For those fleeing war and conflict to Canada, opening a bank account and obtaining a credit card pose challenges

Jalal Nazari at Massey College in Toronto on August 16.Tijana Martin/The Globe and Mail

Zamir Saar arrived in Canada from Ukraine last November and needed to open a new bank account. But since he didn’t know how the banking system works and which bank offers the best credit products, he relied on YouTube videos and friends for advice when deciding what type of account or which bank to choose.

“I still can’t figure out how the banking system works here,” Saar said. “I asked my bank and some of my friends for a guide, because you need this information to make many decisions, including financing a house or a car.”

Mr. Saar is not alone. Newcomers to Canada often have difficulty navigating an unfamiliar banking system and understanding the myriad of product options, and may find themselves stuck when opening a new bank account, building up credit and meet the documentation requirements of a financial institution.

Following the end of provincial COVID-19 restrictions, Canada is experiencing an influx of immigrants, with refugees from Afghanistan and Ukraine, as well as international students and foreign workers, making up a significant portion of new arrivals.

A new survey from the Bank of Nova Scotia found that newcomers identified high rental costs, getting the right documents and IDs, buying a mobile phone and credit card credit and finding a job as common challenges they face soon after arriving in Canada.

“Moving to a new country is such a big challenge and getting settled financially can be one of the important things they can do so they can increase their chances of financial success,” said Tracy Gomes, senior vice president of the retail customer value at Scotiabank.

Ms Gomes said newcomers often lack adequate knowledge about the financial system and are vulnerable to financial fraud.

Enoch Omololu, founder of Savvy New Canadians, a personal finance website, said newcomers aren’t going to the right banks or asking the right questions about the best accounts.

“A good example is opening a credit card account that requires you to put down a deposit of $1,000 or more in order to have a secured credit card,” he said. “It can be a challenge because you can’t use the deposit for two years.”

Jalal Nazari, an Afghan refugee, said resettlement agency Polycultural Immigrant and Community Services helped him open a new bank account and provided credit card details when he arrived in the country.

A month after opening the account, Mr. Jalal decided to get a credit card. A customer representative from the bank provided him with financial information on the various options available and suggested that he upgrade to a student credit card, which offers more benefits.

Mr. Jalal noted that it would have been a difficult process as he had no idea which option or which bank was better.

Jalal Nazari is an Afghan refugee.Tijana Martin/The Globe and Mail

Mr. Omololu said that instead of choosing online banking, newcomers can start with traditional banks, as some of them offer personalized offers, including accounts with no monthly fees for one year. He said it would give them time to learn how the system works.

Ms Gomes said Scotiabank supports organizations and non-profits that help newcomers, providing them with the tools and resources to overcome the financial challenges they face and increase the opportunities they have. in education, employment and adaptation to a new environment and a new means of subsistence.

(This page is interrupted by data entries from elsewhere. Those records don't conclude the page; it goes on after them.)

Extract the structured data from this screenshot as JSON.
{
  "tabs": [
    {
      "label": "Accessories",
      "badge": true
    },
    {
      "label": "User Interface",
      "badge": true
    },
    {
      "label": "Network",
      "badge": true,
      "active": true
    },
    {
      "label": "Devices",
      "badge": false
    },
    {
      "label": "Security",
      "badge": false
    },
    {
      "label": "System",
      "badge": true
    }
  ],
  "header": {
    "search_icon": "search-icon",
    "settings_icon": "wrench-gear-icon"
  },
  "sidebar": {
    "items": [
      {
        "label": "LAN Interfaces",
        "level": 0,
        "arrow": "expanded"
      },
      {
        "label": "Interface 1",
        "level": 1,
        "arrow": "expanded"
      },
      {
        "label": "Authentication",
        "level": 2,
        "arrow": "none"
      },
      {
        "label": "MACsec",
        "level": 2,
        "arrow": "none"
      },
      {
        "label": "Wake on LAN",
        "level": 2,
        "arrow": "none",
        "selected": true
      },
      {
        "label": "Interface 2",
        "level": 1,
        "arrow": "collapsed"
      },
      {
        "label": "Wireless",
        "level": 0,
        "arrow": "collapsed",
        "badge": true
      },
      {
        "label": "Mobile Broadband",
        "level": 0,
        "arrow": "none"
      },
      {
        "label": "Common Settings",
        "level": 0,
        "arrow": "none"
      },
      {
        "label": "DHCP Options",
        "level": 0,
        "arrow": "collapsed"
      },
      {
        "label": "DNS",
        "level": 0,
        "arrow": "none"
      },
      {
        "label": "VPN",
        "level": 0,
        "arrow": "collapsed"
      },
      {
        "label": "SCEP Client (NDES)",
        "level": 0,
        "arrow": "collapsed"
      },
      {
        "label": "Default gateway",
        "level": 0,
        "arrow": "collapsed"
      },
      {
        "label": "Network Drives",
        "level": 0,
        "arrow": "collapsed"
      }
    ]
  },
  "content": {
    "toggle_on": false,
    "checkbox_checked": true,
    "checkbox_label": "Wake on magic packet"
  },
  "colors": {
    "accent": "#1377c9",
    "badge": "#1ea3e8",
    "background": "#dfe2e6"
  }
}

When Mr. Saar started looking for an apartment, landlords asked him to provide a credit history. Since he didn’t have a credit card, he was asked to pay a six-month deposit before he could find an apartment.

Scotiabank’s survey found that despite saving money to cover credit card expenses, required documentation and immigration status meant newcomers were often limited to entry-level cards with limits minimum credits that were insufficient for the initial expenses, especially for those arriving with a family.

The survey, which was based on in-depth interviews and focus group discussions, highlights newcomers’ need for financial literacy, knowledge of credit products and how to obtain credit, access to online banking, credit card options and fraud alertness early in life. in Canada.

Ms Gomes said her bank also provides advice to newcomers so they can protect themselves against fraud or phishing scams, explaining that fraudsters often disguise themselves or pretend to work for reputable organisations, banks or companies to steal personal information. commit a crime.

“There are certain details that their banks will never ask them to provide, such as sending an email with a clickable link to access their accounts or products,” Ms Gomes said. “We want them to know some of these things and this awareness helps them know that this is not common practice in the banking system and that they should avoid it.”

Two weeks ago Mr Saar finally got a credit card and admits he is still learning the credit system and how to make transfers from his debit account to his credit account.

“A friend of mine who lived here was able to explain some of these things to me,” he said. “Everyone needs this kind of support to help them settle in once they’ve moved to a new place.”